Ob die teilweise chaotischen Zustände, die wir mit Beendigung der nicht all zu weit zurückliegenden Kolonialzeit hinterlassen haben, die Verschiffung billigen Geflügelfleisches aus der Massentierhaltung, das nicht gut genug für den deutschen Markt ist und die Landwirtschaft im Zielland schwächt, die Freude über den Kauf von 10 T-Shirts für witzlose 10€ bei Primark oder der Erwerb von Fischereilizenzen durch die EU und weiterer führender Industiestaaten für die Meeresgewässer vor den Küsten Afrikas von korrupten Regierungen, wodurch selbst die einfachste, aber bedeutende Lebensgrundlage vieler Menschen - der umweltverträgliche Subsitenzfischfang - drastisch geschwächt wird: Die Liste der Auswirkungen unseres täglichen (globalen) Handelns und das der Lobby (Beispiel-Stichwort Rüstungsexporte) ist endlos lang und so oft wir davon direkt oder indirekt profitieren, leiden darunter meist die Menschen, die wir im realen Leben normalerweise eher selten zu sehen bekommen (haben). Und am Ende heißt es dann trotzdem zu Recht, dass Deutschland weder die halbe Welt aufnehmen kann, noch die Hauptursache für all das Elend dieser ist. Aber jeder kann dazu beitragen, sie ein klein wenig besser zu machen. 

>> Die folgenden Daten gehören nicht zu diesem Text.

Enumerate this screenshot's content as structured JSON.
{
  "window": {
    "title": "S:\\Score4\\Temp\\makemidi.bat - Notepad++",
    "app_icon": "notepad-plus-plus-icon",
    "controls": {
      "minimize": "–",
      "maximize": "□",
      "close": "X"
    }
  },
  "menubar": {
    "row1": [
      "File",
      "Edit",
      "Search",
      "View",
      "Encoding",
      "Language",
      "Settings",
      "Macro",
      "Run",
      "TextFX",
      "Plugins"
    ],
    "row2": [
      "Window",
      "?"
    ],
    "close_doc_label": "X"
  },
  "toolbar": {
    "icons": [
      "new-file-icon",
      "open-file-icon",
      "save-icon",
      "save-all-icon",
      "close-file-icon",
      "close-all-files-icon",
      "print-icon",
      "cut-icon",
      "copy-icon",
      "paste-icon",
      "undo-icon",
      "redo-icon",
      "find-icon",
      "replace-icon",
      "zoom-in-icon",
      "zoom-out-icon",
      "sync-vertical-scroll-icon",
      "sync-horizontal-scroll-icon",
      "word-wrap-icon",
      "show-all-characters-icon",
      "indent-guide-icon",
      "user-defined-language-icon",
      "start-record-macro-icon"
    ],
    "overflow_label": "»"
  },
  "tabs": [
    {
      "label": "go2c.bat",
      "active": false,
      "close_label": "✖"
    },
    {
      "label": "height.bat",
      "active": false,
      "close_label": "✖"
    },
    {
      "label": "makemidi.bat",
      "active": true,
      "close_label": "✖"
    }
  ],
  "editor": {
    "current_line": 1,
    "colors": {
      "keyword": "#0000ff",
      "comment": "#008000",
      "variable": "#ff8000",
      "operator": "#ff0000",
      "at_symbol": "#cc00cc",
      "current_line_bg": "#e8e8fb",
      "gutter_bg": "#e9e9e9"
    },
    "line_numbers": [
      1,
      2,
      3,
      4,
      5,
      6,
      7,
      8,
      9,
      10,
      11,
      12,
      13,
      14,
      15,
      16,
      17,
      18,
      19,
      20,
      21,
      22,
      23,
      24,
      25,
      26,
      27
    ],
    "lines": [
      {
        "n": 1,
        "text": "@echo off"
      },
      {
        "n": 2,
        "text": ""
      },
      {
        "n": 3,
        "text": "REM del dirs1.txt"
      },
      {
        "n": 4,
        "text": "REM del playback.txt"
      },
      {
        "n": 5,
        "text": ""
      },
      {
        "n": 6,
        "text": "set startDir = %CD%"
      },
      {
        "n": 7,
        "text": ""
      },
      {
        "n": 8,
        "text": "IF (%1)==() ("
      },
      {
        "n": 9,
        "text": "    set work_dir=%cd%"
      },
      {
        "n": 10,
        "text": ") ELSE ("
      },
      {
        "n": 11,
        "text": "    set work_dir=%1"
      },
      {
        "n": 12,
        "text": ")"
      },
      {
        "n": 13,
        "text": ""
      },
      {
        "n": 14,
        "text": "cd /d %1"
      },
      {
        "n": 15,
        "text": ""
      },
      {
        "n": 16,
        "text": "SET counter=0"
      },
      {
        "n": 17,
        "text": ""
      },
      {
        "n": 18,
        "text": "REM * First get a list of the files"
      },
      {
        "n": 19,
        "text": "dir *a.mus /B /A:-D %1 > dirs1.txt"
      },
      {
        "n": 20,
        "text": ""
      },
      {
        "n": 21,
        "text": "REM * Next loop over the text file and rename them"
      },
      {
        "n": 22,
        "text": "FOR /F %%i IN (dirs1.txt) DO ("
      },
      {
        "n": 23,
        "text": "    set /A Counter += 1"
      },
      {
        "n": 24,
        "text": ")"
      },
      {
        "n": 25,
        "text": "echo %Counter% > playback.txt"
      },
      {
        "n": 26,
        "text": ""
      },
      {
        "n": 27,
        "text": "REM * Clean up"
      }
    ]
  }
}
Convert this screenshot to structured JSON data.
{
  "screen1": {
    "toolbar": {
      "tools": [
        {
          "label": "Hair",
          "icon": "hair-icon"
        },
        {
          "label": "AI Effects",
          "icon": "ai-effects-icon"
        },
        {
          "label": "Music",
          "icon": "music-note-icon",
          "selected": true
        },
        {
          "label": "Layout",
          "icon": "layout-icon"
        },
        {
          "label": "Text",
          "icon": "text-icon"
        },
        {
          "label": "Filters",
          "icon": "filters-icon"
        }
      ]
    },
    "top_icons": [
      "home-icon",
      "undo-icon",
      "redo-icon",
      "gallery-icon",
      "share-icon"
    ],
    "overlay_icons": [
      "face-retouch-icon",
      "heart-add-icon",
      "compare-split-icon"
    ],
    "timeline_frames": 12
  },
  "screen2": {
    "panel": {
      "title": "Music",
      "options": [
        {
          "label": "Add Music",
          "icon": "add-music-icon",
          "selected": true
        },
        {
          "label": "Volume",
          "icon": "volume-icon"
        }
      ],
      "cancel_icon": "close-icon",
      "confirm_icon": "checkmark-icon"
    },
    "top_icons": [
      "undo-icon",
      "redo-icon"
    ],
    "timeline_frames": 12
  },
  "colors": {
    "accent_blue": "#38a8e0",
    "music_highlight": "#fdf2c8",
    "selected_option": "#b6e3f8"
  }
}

Natürlich habe auch ich schon negative Erfahrungen mit Menschen mit ausländischen Wurzeln in Deutschland gemacht - gerade auf dem Fußballplatz. Aber davon abgesehen, dass es davon auch reichlich mit rein deutscher Beteiligung gab, kann ich genauso gut sagen: Egal, wo ich bisher in Afrika einen Fußballplatz betreten habe - und sei man der einzige Weiße - der Ball hat mich erreicht, bevor ich mich vorstellen hätte können. Und das lag sicher nicht an ihrer unbegründeten Hoffnung, dass die Beine in blau-weiß glänzenden Stutzen talentiert sein könnten. Kein asoziales Verhalten, kein Treten, kein Gepöbel - hier wird einfach nur Fußball gespielt.
Und so fühle ich mich hier auf den 50x100 Metern genauso wohl wie auf dem Grandplatz des BSV damals bzw. dem Rasen des TV Nebringen heute."